6月22日までを会期として開催中であったのは「気象業務150周年記念 自然現象が教える持続可能な未来への道『天気を映す明治の東京』」でありました。ガスミュージアムは東京ガスの企業博物館であって、日本のガス導入の歴史と今、そして未来の展望を扱っているのが主であるも、ガス導入黎明期の象徴がガス灯であって、明治期にはその珍しさから多くの明治錦絵に描かれている、とまあ、そんな関連でしょう、同館には明治期の錦絵コレクションがおよそ400点あるそうな。それをテーマ設定の下に企画展示しておるというわけで。
ですが、今回のテーマ設定の背景にあるのは「気象業務150周年記念」と。いったいガスと気象業務がどう絡むのかは詳らかでないものの、要するに各種周年行事にあやかる(直接の関係はないけれど)イベントの一環となりましょうかね。
とはいえ、何かにつけて歴史にまつわるあれこれは興味をそそるところでもありますので、錦絵の展示以前に解説パネルの並んだ気象業務の歴史の方も、ついつい見入ってしまったり。150年前、そもそもの始まりはこういうことであったようで。
明治5年(1872)に函館へ気候測量所(現在の函館地方気象台)が設置されてから3年後、明治8年(1875)6月1日に、現在の港区虎ノ門の地で東京気象台(後の中央気象台、現在の気象庁)が気象観測を開始し、日本の気象業務が始まりました。
その後、全国各地で気象観測が行われるようになり、全国天気図が作られたのが明治16年だといいますから、観測施設の整備には時間がかかったのですな。天気図が作られだすと翌年には「毎日3回の全国の天気予報の発表が始ま」るも、「最初の天気予報は…日本全国の予報をたった一つの文で表現してい」たそうな。曰く、こんな具合に。

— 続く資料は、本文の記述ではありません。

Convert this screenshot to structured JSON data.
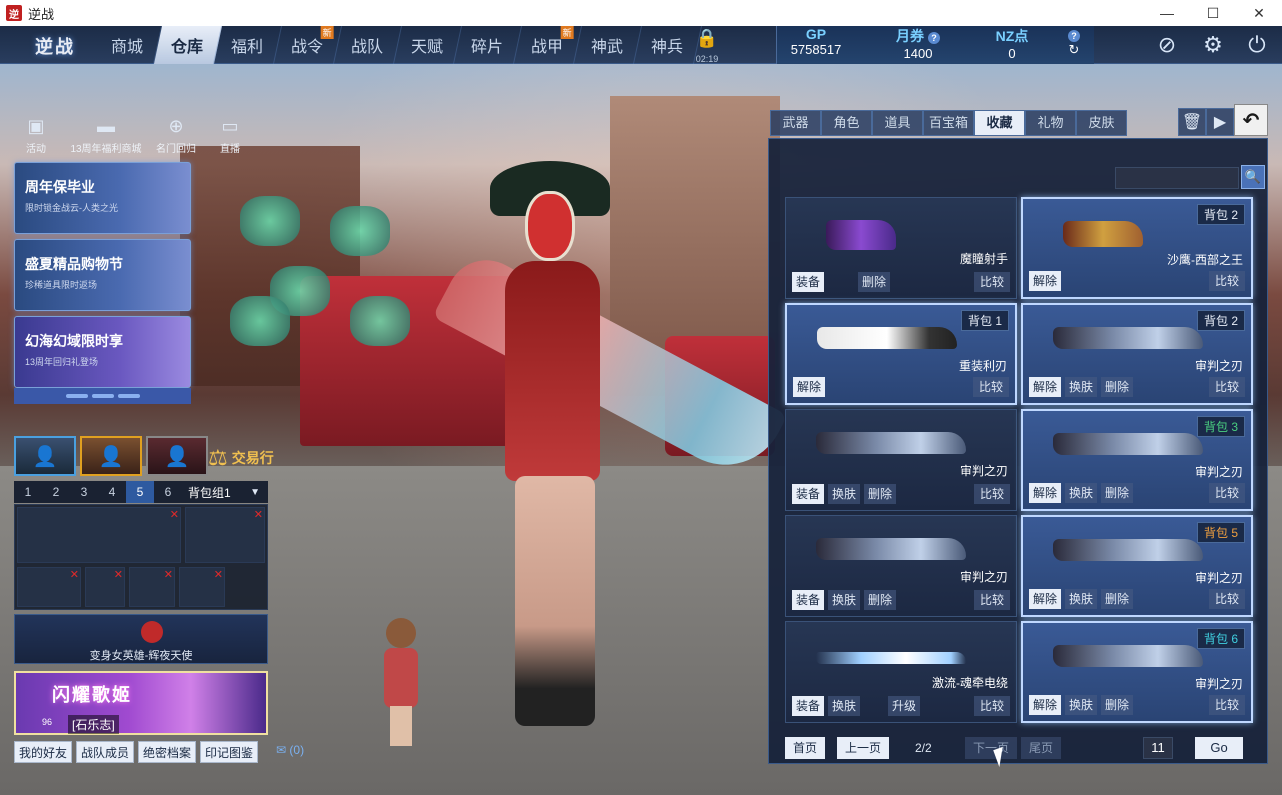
{
  "window": {
    "title": "逆战",
    "app_icon": "逆",
    "minimize": "—",
    "maximize": "☐",
    "close": "✕"
  },
  "logo": "逆战",
  "nav": [
    {
      "label": "商城",
      "new": false,
      "active": false
    },
    {
      "label": "仓库",
      "new": false,
      "active": true
    },
    {
      "label": "福利",
      "new": false,
      "active": false
    },
    {
      "label": "战令",
      "new": true,
      "active": false
    },
    {
      "label": "战队",
      "new": false,
      "active": false
    },
    {
      "label": "天赋",
      "new": false,
      "active": false
    },
    {
      "label": "碎片",
      "new": false,
      "active": false
    },
    {
      "label": "战甲",
      "new": true,
      "active": false
    },
    {
      "label": "神武",
      "new": false,
      "active": false
    },
    {
      "label": "神兵",
      "new": false,
      "active": false
    }
  ],
  "new_badge": "新",
  "lock": {
    "icon": "lock-icon",
    "time": "02:19"
  },
  "currency": {
    "gp": {
      "label": "GP",
      "value": "5758517"
    },
    "voucher": {
      "label": "月券",
      "value": "1400"
    },
    "nz": {
      "label": "NZ点",
      "value": "0"
    }
  },
  "quick": [
    {
      "label": "活动",
      "icon": "activity-icon"
    },
    {
      "label": "13周年福利商城",
      "icon": "mall-icon"
    },
    {
      "label": "名门回归",
      "icon": "return-icon"
    },
    {
      "label": "直播",
      "icon": "tv-icon"
    }
  ],
  "promos": [
    {
      "title": "周年保毕业",
      "subtitle": "限时锁金战云-人类之光"
    },
    {
      "title": "盛夏精品购物节",
      "subtitle": "珍稀道具限时返场"
    },
    {
      "title": "幻海幻域限时享",
      "subtitle": "13周年回归礼登场"
    }
  ],
  "trade": "交易行",
  "packs": {
    "items": [
      "1",
      "2",
      "3",
      "4",
      "5",
      "6"
    ],
    "active_index": 4,
    "selected": "背包组1"
  },
  "hero_transform": "变身女英雄-辉夜天使",
  "banner": {
    "title": "闪耀歌姬",
    "level": "96",
    "name": "[石乐志]"
  },
  "bottom_links": [
    "我的好友",
    "战队成员",
    "绝密档案",
    "印记图鉴"
  ],
  "mail": "(0)",
  "rp": {
    "tabs": [
      "武器",
      "角色",
      "道具",
      "百宝箱",
      "收藏",
      "礼物",
      "皮肤"
    ],
    "active_tab": 4,
    "back_icon": "undo-icon"
  },
  "cards": [
    {
      "name": "魔瞳射手",
      "pack": "",
      "gun": "purple",
      "actions": [
        "装备",
        "删除"
      ],
      "compare": "比较",
      "highlight": false
    },
    {
      "name": "沙鹰-西部之王",
      "pack": "背包 2",
      "pack_color": "",
      "gun": "gold",
      "actions": [
        "解除"
      ],
      "compare": "比较",
      "highlight": true
    },
    {
      "name": "重装利刃",
      "pack": "背包 1",
      "pack_color": "",
      "gun": "white",
      "actions": [
        "解除"
      ],
      "compare": "比较",
      "highlight": true
    },
    {
      "name": "审判之刃",
      "pack": "背包 2",
      "pack_color": "",
      "gun": "blade",
      "actions": [
        "解除",
        "换肤",
        "删除"
      ],
      "compare": "比较",
      "highlight": true
    },
    {
      "name": "审判之刃",
      "pack": "",
      "gun": "blade",
      "actions": [
        "装备",
        "换肤",
        "删除"
      ],
      "compare": "比较",
      "highlight": false
    },
    {
      "name": "审判之刃",
      "pack": "背包 3",
      "pack_color": "g",
      "gun": "blade",
      "actions": [
        "解除",
        "换肤",
        "删除"
      ],
      "compare": "比较",
      "highlight": true
    },
    {
      "name": "审判之刃",
      "pack": "",
      "gun": "blade",
      "actions": [
        "装备",
        "换肤",
        "删除"
      ],
      "compare": "比较",
      "highlight": false
    },
    {
      "name": "审判之刃",
      "pack": "背包 5",
      "pack_color": "o",
      "gun": "blade",
      "actions": [
        "解除",
        "换肤",
        "删除"
      ],
      "compare": "比较",
      "highlight": true
    },
    {
      "name": "激流-魂牵电绕",
      "pack": "",
      "gun": "beam",
      "actions": [
        "装备",
        "换肤",
        "升级"
      ],
      "compare": "比较",
      "highlight": false
    },
    {
      "name": "审判之刃",
      "pack": "背包 6",
      "pack_color": "c",
      "gun": "blade",
      "actions": [
        "解除",
        "换肤",
        "删除"
      ],
      "compare": "比较",
      "highlight": true
    }
  ],
  "pager": {
    "first": "首页",
    "prev": "上一页",
    "info": "2/2",
    "next": "下一页",
    "last": "尾页",
    "page_input": "11",
    "go": "Go"
  }
}
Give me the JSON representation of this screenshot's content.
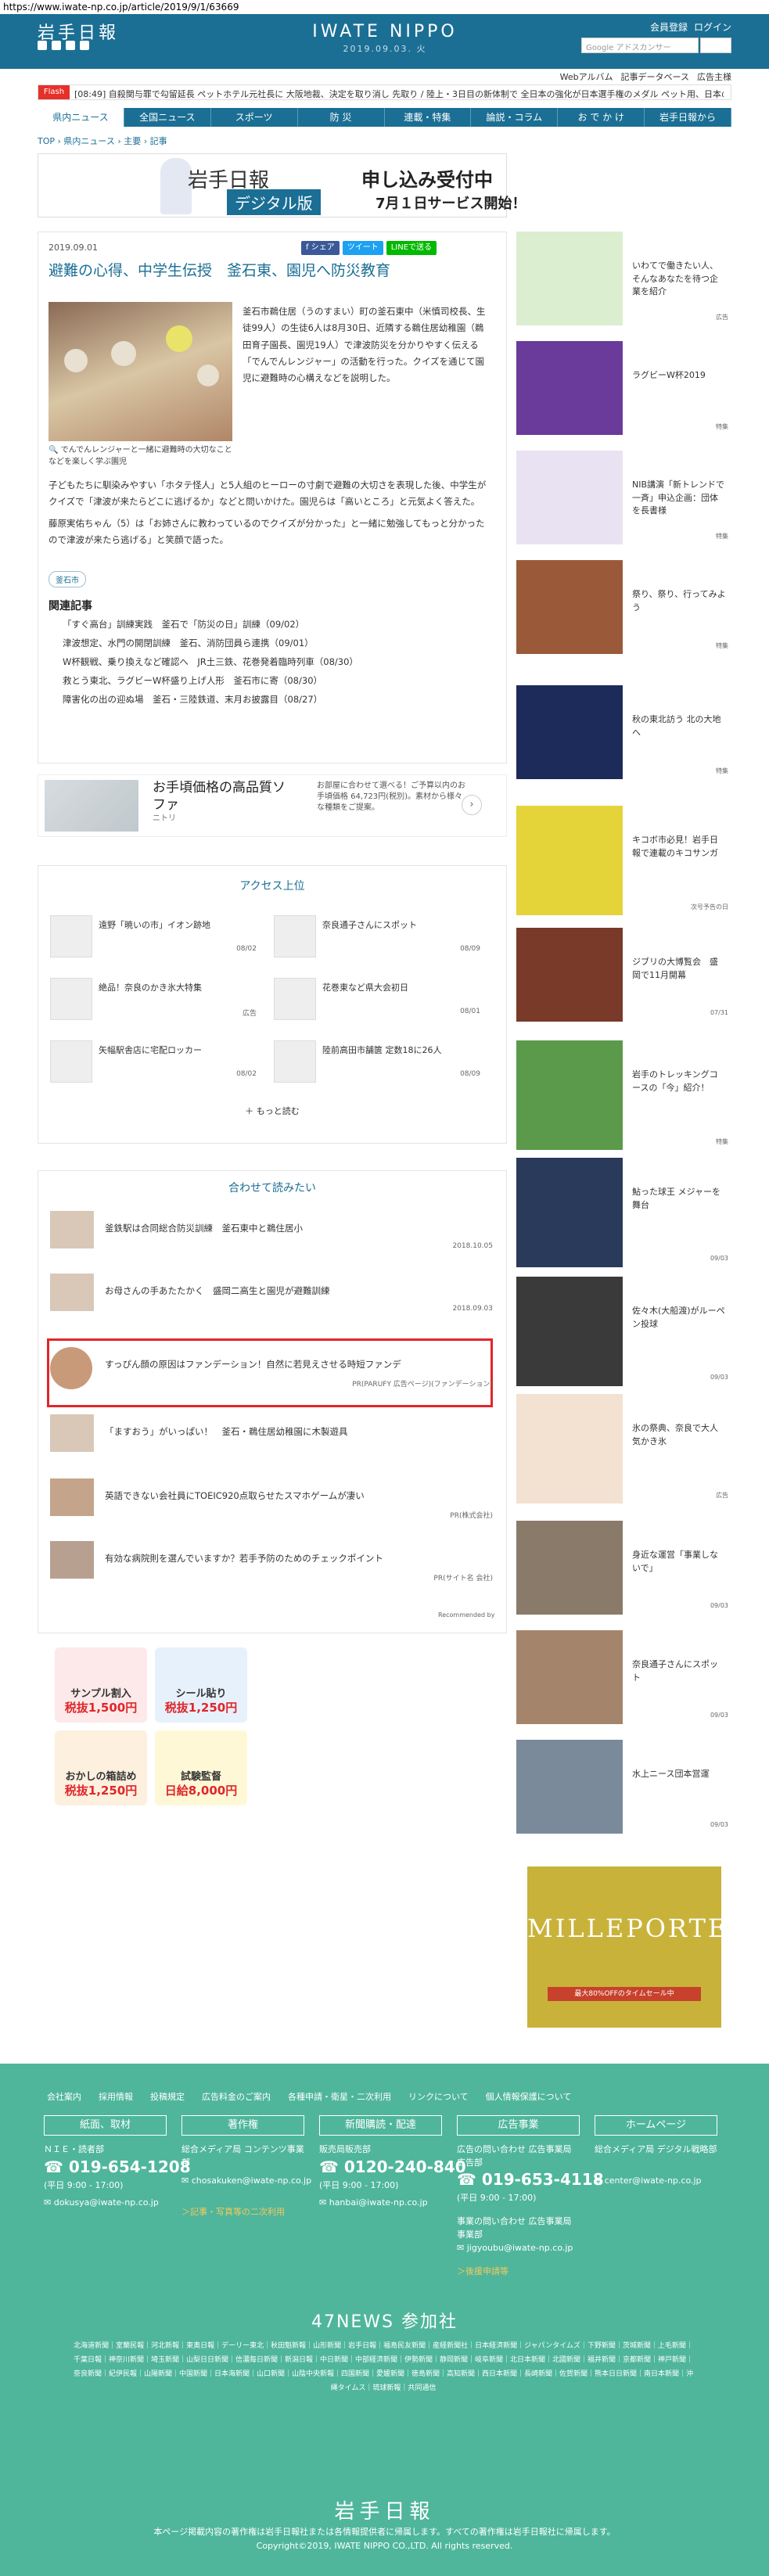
{
  "url": "https://www.iwate-np.co.jp/article/2019/9/1/63669",
  "header": {
    "logo": "岩手日報",
    "center_logo": "IWATE NIPPO",
    "date": "2019.09.03. 火",
    "member_links": [
      "会員登録",
      "ログイン"
    ],
    "search_placeholder": "Google アドスカンサー",
    "sublinks": [
      "Webアルバム",
      "記事データベース",
      "広告主様"
    ]
  },
  "flash": {
    "tag": "Flash",
    "text": "[08:49] 自殺関与罪で勾留延長 ペットホテル元社長に 大阪地裁、決定を取り消し 先取り / 陸上・3日目の新体制で 全日本の強化が日本選手権のメダル ペット用、日本の陸上競技 水泳 1-12"
  },
  "nav": [
    "県内ニュース",
    "全国ニュース",
    "スポーツ",
    "防 災",
    "連載・特集",
    "論説・コラム",
    "お で か け",
    "岩手日報から"
  ],
  "breadcrumb": "TOP › 県内ニュース › 主要 › 記事",
  "banner": {
    "logo": "岩手日報",
    "sub": "デジタル版",
    "main": "申し込み受付中",
    "date": "7月１日サービス開始！"
  },
  "article": {
    "date": "2019.09.01",
    "share": [
      "f シェア",
      "ツイート",
      "LINEで送る"
    ],
    "title": "避難の心得、中学生伝授　釜石東、園児へ防災教育",
    "caption": "でんでんレンジャーと一緒に避難時の大切なことなどを楽しく学ぶ園児",
    "body1": "釜石市鵜住居（うのすまい）町の釜石東中（米慎司校長、生徒99人）の生徒6人は8月30日、近隣する鵜住居幼稚園（鵜田育子園長、園児19人）で津波防災を分かりやすく伝える「でんでんレンジャー」の活動を行った。クイズを通じて園児に避難時の心構えなどを説明した。",
    "body2": "子どもたちに馴染みやすい「ホタテ怪人」と5人組のヒーローの寸劇で避難の大切さを表現した後、中学生がクイズで「津波が来たらどこに逃げるか」などと問いかけた。園児らは「高いところ」と元気よく答えた。",
    "body3": "藤原実佑ちゃん（5）は「お姉さんに教わっているのでクイズが分かった」と一緒に勉強してもっと分かったので津波が来たら逃げる」と笑顔で語った。",
    "tag": "釜石市",
    "related_heading": "関連記事",
    "related": [
      "「すぐ高台」訓練実践　釜石で「防災の日」訓練（09/02）",
      "津波想定、水門の開閉訓練　釜石、消防団員ら連携（09/01）",
      "W杯観戦、乗り換えなど確認へ　JR土三鉄、花巻発着臨時列車（08/30）",
      "救とう東北、ラグビーW杯盛り上げ人形　釜石市に寄（08/30）",
      "障害化の出の迎ぬ場　釜石・三陸鉄道、末月お披露目（08/27）"
    ]
  },
  "ad1": {
    "title": "お手頃価格の高品質ソファ",
    "brand": "ニトリ",
    "text": "お部屋に合わせて選べる！ご予算以内のお手頃価格 64,723円(税別)。素材から様々な種類をご提案。"
  },
  "ranking": {
    "heading": "アクセス上位",
    "items": [
      {
        "title": "遠野「暁いの市」イオン跡地",
        "date": "08/02"
      },
      {
        "title": "奈良通子さんにスポット",
        "date": "08/09"
      },
      {
        "title": "絶品！奈良のかき氷大特集",
        "date": "広告"
      },
      {
        "title": "花巻東など県大会初日",
        "date": "08/01"
      },
      {
        "title": "矢幅駅舎店に宅配ロッカー",
        "date": "08/02"
      },
      {
        "title": "陸前高田市舗篋 定数18に26人",
        "date": "08/09"
      }
    ],
    "more": "もっと読む"
  },
  "reco": {
    "heading": "合わせて読みたい",
    "items": [
      {
        "title": "釜鉄駅は合同総合防災訓練　釜石東中と鵜住居小",
        "meta": "2018.10.05"
      },
      {
        "title": "お母さんの手あたたかく　盛岡二高生と園児が避難訓練",
        "meta": "2018.09.03"
      },
      {
        "title": "すっぴん顔の原因はファンデーション！自然に若見えさせる時短ファンデ",
        "meta": "PR(PARUFY 広告ページ)(ファンデーション)"
      },
      {
        "title": "「ますおう」がいっぱい！　釜石・鵜住居幼稚園に木製遊具",
        "meta": ""
      },
      {
        "title": "英語できない会社員にTOEIC920点取らせたスマホゲームが凄い",
        "meta": "PR(株式会社)"
      },
      {
        "title": "有効な病院則を選んでいますか？若手予防のためのチェックポイント",
        "meta": "PR(サイト名 会社)"
      }
    ],
    "recommended": "Recommended by"
  },
  "ad2": [
    {
      "title": "サンプル割入",
      "price": "税抜1,500円"
    },
    {
      "title": "シール貼り",
      "price": "税抜1,250円"
    },
    {
      "title": "おかしの箱詰め",
      "price": "税抜1,250円"
    },
    {
      "title": "試験監督",
      "price": "日給8,000円"
    }
  ],
  "sidebar": [
    {
      "title": "いわてで働きたい人、そんなあなたを待つ企業を紹介",
      "date": "広告"
    },
    {
      "title": "ラグビーW杯2019",
      "date": "特集"
    },
    {
      "title": "NIB講演「新トレンドで一斉」申込企画：団体を長書様",
      "date": "特集"
    },
    {
      "title": "祭り、祭り、行ってみよう",
      "date": "特集"
    },
    {
      "title": "秋の東北訪う 北の大地へ",
      "date": "特集"
    },
    {
      "title": "キコボ市必見！岩手日報で連載のキコサンガ",
      "date": "次号予告の日"
    },
    {
      "title": "ジブリの大博覧会　盛岡で11月開幕",
      "date": "07/31"
    },
    {
      "title": "岩手のトレッキングコースの「今」紹介！",
      "date": "特集"
    },
    {
      "title": "鮎った球王 メジャーを舞台",
      "date": "09/03"
    },
    {
      "title": "佐々木(大船渡)がルーペン投球",
      "date": "09/03"
    },
    {
      "title": "氷の祭典、奈良で大人気かき氷",
      "date": "広告"
    },
    {
      "title": "身近な運営「事業しないで」",
      "date": "09/03"
    },
    {
      "title": "奈良通子さんにスポット",
      "date": "09/03"
    },
    {
      "title": "水上ニース団本営運",
      "date": "09/03"
    }
  ],
  "side_ad": {
    "title": "MILLEPORTE",
    "button": "最大80%OFFのタイムセール中"
  },
  "footer": {
    "links": [
      "会社案内",
      "採用情報",
      "投稿規定",
      "広告料金のご案内",
      "各種申請・衛星・二次利用",
      "リンクについて",
      "個人情報保護について"
    ],
    "boxes": [
      "紙面、取材",
      "著作権",
      "新聞購読・配達",
      "広告事業",
      "ホームページ"
    ],
    "col1_label": "ＮＩＥ・読者部",
    "col1_phone": "019-654-1208",
    "col1_hours": "(平日 9:00 - 17:00)",
    "col1_mail": "dokusya@iwate-np.co.jp",
    "col2_label": "総合メディア局 コンテンツ事業部",
    "col2_mail": "chosakuken@iwate-np.co.jp",
    "col2_link": "＞記事・写真等の二次利用",
    "col3_label": "販売局販売部",
    "col3_phone": "0120-240-840",
    "col3_hours": "(平日 9:00 - 17:00)",
    "col3_mail": "hanbai@iwate-np.co.jp",
    "col4_label": "広告の問い合わせ 広告事業局広告部",
    "col4_phone": "019-653-4118",
    "col4_hours": "(平日 9:00 - 17:00)",
    "col4_label2": "事業の問い合わせ 広告事業局事業部",
    "col4_mail": "jigyoubu@iwate-np.co.jp",
    "col4_link": "＞後援申請等",
    "col5_label": "総合メディア局 デジタル戦略部",
    "col5_mail": "center@iwate-np.co.jp",
    "news47": "47NEWS 参加社",
    "news47_list": "北海道新聞｜室蘭民報｜河北新報｜東奥日報｜デーリー東北｜秋田魁新報｜山形新聞｜岩手日報｜福島民友新聞｜産経新聞社｜日本経済新聞｜ジャパンタイムズ｜下野新聞｜茨城新聞｜上毛新聞｜千葉日報｜神奈川新聞｜埼玉新聞｜山梨日日新聞｜信濃毎日新聞｜新潟日報｜中日新聞｜中部経済新聞｜伊勢新聞｜静岡新聞｜岐阜新聞｜北日本新聞｜北國新聞｜福井新聞｜京都新聞｜神戸新聞｜奈良新聞｜紀伊民報｜山陽新聞｜中国新聞｜日本海新聞｜山口新聞｜山陰中央新報｜四国新聞｜愛媛新聞｜徳島新聞｜高知新聞｜西日本新聞｜長崎新聞｜佐賀新聞｜熊本日日新聞｜南日本新聞｜沖縄タイムス｜琉球新報｜共同通信",
    "logo": "岩手日報",
    "copy1": "本ページ掲載内容の著作権は岩手日報社または各情報提供者に帰属します。すべての著作権は岩手日報社に帰属します。",
    "copy2": "Copyright©2019, IWATE NIPPO CO.,LTD. All rights reserved."
  }
}
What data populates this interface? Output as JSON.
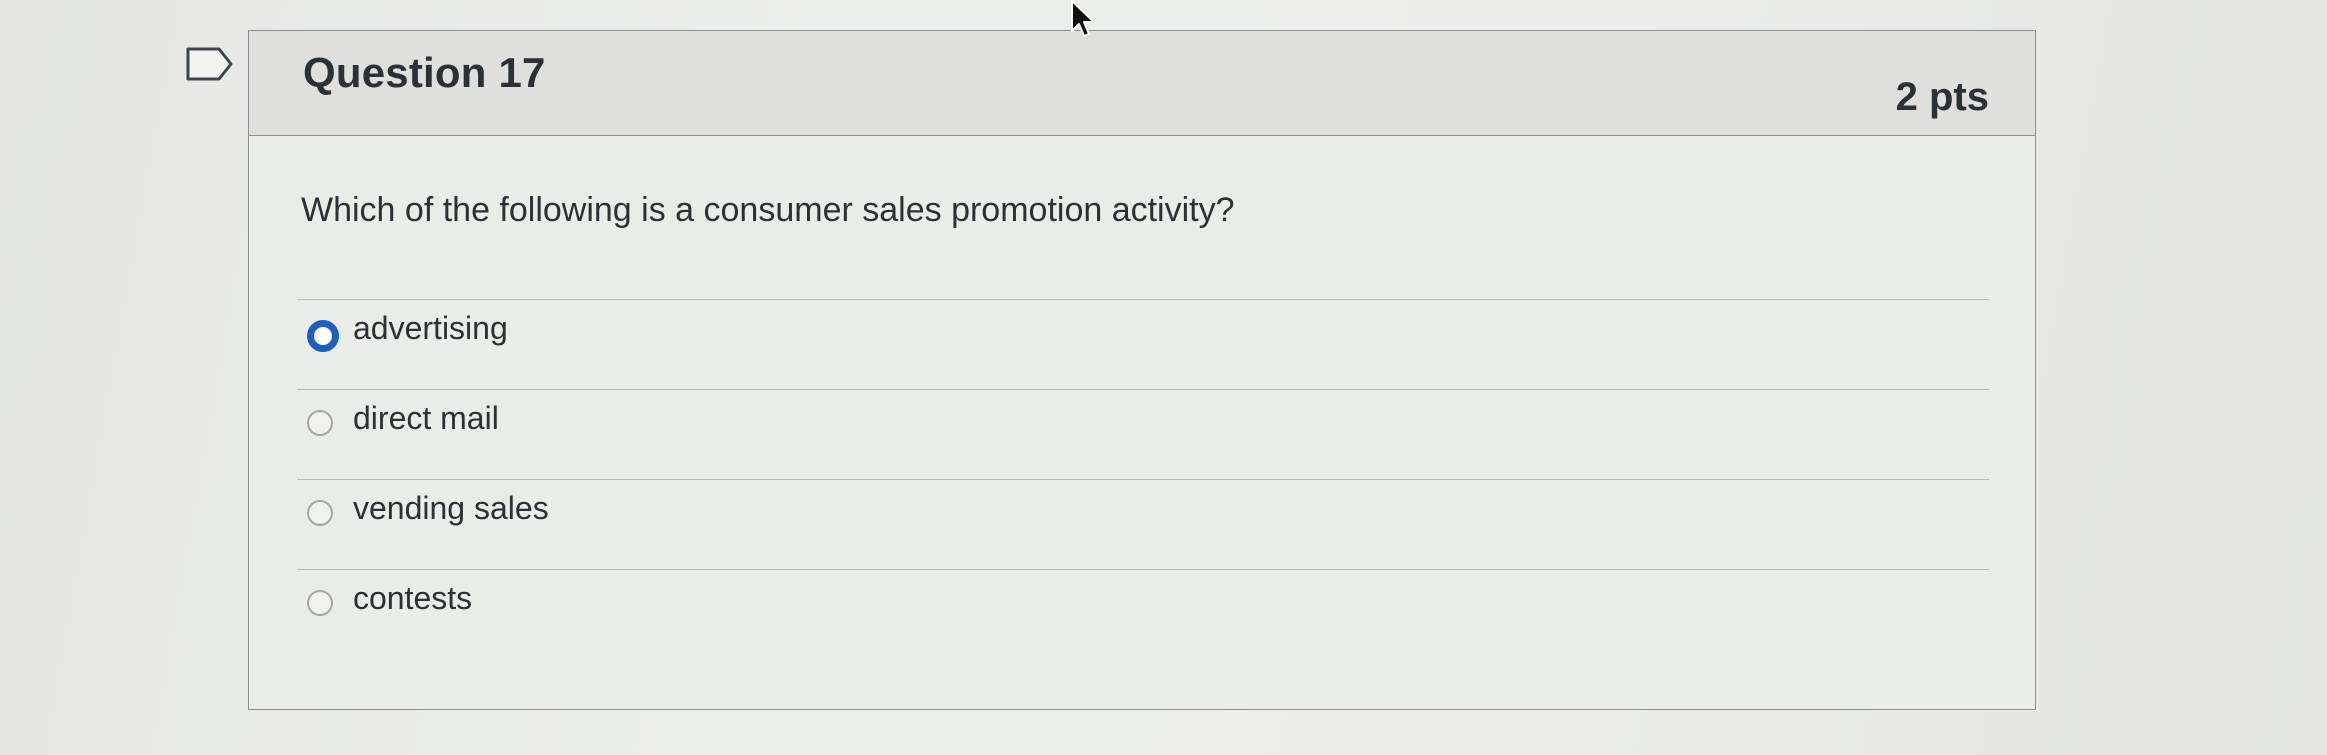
{
  "question": {
    "title": "Question 17",
    "points": "2 pts",
    "prompt": "Which of the following is a consumer sales promotion activity?",
    "flag_icon": "bookmark-flag-icon"
  },
  "answers": [
    {
      "label": "advertising",
      "selected": true
    },
    {
      "label": "direct mail",
      "selected": false
    },
    {
      "label": "vending sales",
      "selected": false
    },
    {
      "label": "contests",
      "selected": false
    }
  ],
  "colors": {
    "selected_radio": "#1f5fc2",
    "border": "#8a8f92",
    "header_bg": "#dfe0dd"
  }
}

「全国一般風ノ向キハ定リナシ天気ハ変リ易シ 但シ雨天勝チ」
個人的には何かと物事、昔を懐かしがったりする傾向無きにしも非ずですけれど、こと天気予報に関しては、明治期のこの予報では何にも分らんなあと、天気予報の精度向上(それでもやっぱり外れることはありますが)にはずいぶんと恩恵に預かっているものだと思いましたですよ。
で、錦絵を見に来て、気象業務の歴史の話ばかりではなんですので、「ガス燈のあかりが「月」「雪」「雨」などの美しい自然現象とともに表現された錦絵を紹介」するコーナーへ。ガス灯がらみですので、展示作の中心は「光線画」で知られる小林清親とその弟子、井上安治でしたな。
「光線画」の技の冴えは夜景にあると思うも、必ずしも夜景を描いた作品でなくとも、描きようの工夫のほどが窺えるものもあったり。雨の情景を描いた小林清親『梅若神社』などはその最たる一枚ではなかろうかと。
ちなみに、気象状況を描き出すという点で、以前読んだ中公新書ラクレの一冊、『天気でよみとく名画 フェルメールのち浮世絵、ときどきマンガ』を思い出したりも。
気象予報士の著者が描かれた天気でもって名画を読み解くという内容で、それなりに「ほお」とか「ふ~ん」と思って読みましたですが、画家の技の冴えは観天望気を可能するのであるかと関心する一方で、あんまりはっきり気象解説されてしまうと、絵画を見る興が殺がれるようなきも個人的には。全く逆に絵画に接する材料として大いに役立つと見る向きもありましょうけれどね。と、余談でした。